The Food and Drug Administration on Monday approved a new screening test for colorectal cancer. It requires only a sample of blood and can find cancers when they are early stage and usually curable.
For many people, a routine blood test is easier to get than a colonoscopy or a fecal sample test. But the blood test, made by Guardant Health of Palo Alto, California, comes with a limitation. Unlike other screening tests for colon and rectal cancers, it has a poor record of finding precancerous growths. Removal of those growths can prevent cancer.
The test, named Shield, will be available within a week. Guardant will announce its list price at that time, said Matt Burns, a company spokesperson. It is approved for people ages 45 and older who are at average risk for colon cancer.
The hope is that the blood test, despite its limitation, can encourage more people to be screened for colorectal cancer, the second-most common cause of cancer-related deaths in the United States. As many as 53,000 Americans are expected to die from colorectal cancer this year.
Regular screening can prevent as many as 73% of those deaths. But although current guidelines recommend screenings starting at age 45, as many as 25% to 50% of people who should be getting screened are not.
The problem is convincing more people to be screened. That is where the new test comes in. It is simple for patients — the blood sample can be obtained at a doctor’s office as part of a routine physical exam, or at a commercial lab.
The Shield test takes advantage of the fact that cancer cells and large polyps — clumps of cells on the lining of the colon that occasionally turn into cancers — shed fragments of DNA into the blood. By detecting those DNA fragments, the blood test can find cancers and some polyps.
In a study published March 13 in The New England Journal of Medicine, Guardant reported that its Shield test found 87% of cancers that were at an early and curable stage. The five-year survival rate for early stage cancers is 91% as compared with 14% if the cancer has spread outside the colon.
The false positive rate of the test was 10%. But it only found 13% of large polyps as compared with 95% with a colonoscopy.

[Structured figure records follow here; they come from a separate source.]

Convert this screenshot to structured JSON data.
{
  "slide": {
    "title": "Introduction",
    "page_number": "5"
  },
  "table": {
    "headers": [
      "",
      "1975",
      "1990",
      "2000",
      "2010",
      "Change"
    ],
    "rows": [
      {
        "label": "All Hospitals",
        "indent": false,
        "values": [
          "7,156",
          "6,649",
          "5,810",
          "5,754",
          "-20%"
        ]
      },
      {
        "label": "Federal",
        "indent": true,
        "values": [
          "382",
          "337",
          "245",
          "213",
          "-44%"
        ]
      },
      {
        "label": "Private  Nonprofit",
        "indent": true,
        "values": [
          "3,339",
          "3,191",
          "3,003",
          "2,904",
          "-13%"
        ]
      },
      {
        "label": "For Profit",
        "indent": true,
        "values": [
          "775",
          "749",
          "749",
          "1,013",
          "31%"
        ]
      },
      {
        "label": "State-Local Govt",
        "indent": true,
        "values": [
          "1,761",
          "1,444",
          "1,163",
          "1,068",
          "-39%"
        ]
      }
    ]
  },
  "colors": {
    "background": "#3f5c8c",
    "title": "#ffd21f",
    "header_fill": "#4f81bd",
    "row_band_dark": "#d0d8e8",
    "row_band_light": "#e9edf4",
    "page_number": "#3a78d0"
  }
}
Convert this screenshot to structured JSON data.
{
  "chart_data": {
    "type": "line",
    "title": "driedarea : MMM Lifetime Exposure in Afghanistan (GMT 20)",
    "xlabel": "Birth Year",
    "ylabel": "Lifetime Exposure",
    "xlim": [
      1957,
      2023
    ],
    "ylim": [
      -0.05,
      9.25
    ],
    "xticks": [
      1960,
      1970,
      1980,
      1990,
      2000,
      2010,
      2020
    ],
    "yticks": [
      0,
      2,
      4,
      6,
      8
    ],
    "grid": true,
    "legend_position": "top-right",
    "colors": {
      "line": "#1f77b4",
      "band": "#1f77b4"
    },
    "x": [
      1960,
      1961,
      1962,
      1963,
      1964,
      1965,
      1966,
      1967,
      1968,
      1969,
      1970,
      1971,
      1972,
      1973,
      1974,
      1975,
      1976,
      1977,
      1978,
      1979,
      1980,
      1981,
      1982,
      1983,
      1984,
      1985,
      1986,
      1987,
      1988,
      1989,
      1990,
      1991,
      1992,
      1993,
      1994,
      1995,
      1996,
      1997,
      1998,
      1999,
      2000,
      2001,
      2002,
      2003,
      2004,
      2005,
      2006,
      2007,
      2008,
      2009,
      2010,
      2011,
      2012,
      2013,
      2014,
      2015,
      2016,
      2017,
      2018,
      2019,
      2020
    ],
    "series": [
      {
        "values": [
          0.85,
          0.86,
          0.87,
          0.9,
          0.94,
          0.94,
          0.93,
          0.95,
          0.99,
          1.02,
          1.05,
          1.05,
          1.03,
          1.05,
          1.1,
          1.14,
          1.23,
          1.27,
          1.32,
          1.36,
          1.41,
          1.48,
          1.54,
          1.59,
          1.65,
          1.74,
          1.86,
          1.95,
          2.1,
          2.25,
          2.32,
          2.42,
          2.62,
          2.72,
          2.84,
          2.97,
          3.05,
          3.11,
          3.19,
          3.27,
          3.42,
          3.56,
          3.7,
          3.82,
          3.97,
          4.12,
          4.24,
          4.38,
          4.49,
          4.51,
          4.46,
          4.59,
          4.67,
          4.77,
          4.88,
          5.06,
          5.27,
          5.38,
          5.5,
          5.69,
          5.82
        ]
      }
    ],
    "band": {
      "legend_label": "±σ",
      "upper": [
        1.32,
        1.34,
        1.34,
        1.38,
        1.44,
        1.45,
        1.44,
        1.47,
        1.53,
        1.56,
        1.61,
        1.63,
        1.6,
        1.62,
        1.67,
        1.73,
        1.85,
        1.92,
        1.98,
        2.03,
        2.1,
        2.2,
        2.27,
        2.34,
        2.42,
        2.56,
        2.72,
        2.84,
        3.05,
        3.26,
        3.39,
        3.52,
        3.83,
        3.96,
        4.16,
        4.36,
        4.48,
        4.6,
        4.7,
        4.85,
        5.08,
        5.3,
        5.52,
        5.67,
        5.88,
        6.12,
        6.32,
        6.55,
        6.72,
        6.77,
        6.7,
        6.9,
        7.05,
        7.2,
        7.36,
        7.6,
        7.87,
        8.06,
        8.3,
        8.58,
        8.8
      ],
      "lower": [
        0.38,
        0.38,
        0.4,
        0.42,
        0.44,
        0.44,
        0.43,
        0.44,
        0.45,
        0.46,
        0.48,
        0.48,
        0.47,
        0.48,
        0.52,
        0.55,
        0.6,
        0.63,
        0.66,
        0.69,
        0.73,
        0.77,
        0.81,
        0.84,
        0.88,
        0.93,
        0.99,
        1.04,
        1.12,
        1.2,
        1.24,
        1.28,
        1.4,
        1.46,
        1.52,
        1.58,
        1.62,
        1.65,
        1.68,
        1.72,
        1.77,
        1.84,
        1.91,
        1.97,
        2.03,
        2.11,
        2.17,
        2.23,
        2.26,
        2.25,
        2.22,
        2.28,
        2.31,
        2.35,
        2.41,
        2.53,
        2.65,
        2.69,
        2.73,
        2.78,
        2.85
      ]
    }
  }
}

On May 23, a committee that advises the FDA recommended that the blood test be approved. But the group cautioned that its inability to prevent cancer is a serious limitation and said they endorsed it because it may prompt people who forget or avoid colorectal cancer screening to be screened.
Current screening tests include fecal tests every three to five years or a colonoscopy every 10 years.
Some patients resist fecal tests that require them to mail samples of their feces to a lab to test for abnormal DNA and blood that can leak from cancers.
Others avoid colonoscopies because preparation for the procedure can require up to a day of fasting and taking a powerful laxative to cleanse the colon. Then, just before the colonoscopy, patients get anesthesia, which means they could lose a day of work and that someone must help them get home afterward.
But people who opt for a blood test may not escape having a colonoscopy: If the test indicates that the person might have colorectal cancer or a large polyp, they will need the procedure to find and remove the cancer or polyp.
Guardant said the test meets Medicare’s requirements for coverage. For those with Medicare part B there should be no additional cost, Burns said. The out-of-pocket cost for those with commercial insurance or Medicare Advantage will depend on the plan.